Microsoft was so worried about the hole — which allowed hackers to break into personal computers and install malicious software — that it pushed out the critical security fix a week ahead of a regularly scheduled update.
The Redmond-based software company told customers last Thursday about a vulnerability in ".ani" files, which are used to change the cursor into an hourglass while a program works, or into a dancing animal or other animation on specially designed Web sites. Security experts said the hole was actively being exploited by hackers to install keystroke-logging programs.

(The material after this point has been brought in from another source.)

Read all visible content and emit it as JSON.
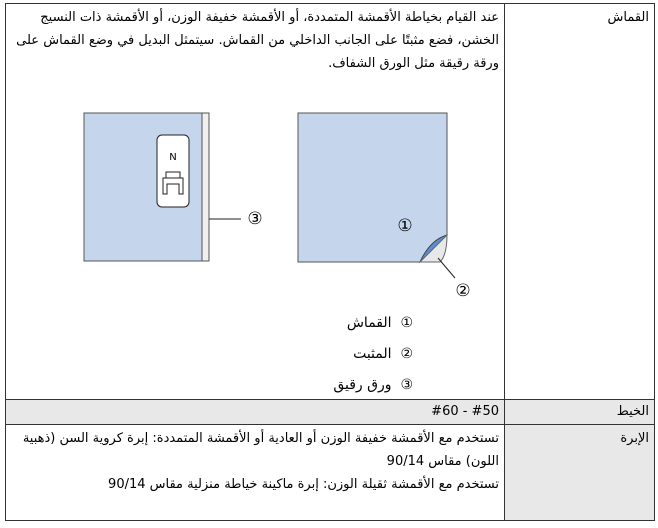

Ken Dunham, director of the rapid response team at iDefense, the research division of VeriSign Inc., said a group of Chinese hackers was using the security hole to steal and sell log-ins to the popular "World of Warcraft" multiplayer computer game.
Microsoft said it has known about the vulnerability since December.
Users surfing the Web were the first targets, security experts said.
The Microsoft patch "will be a significant milestone in this attack," Dunham said. However, as businesses take time to test and implement the patch, and consumers delay downloading it, hackers will still be at work.
Customers whose Windows computers aren't set to automatically install critical patches can download the security update, MS07-017, from Microsoft's Web site.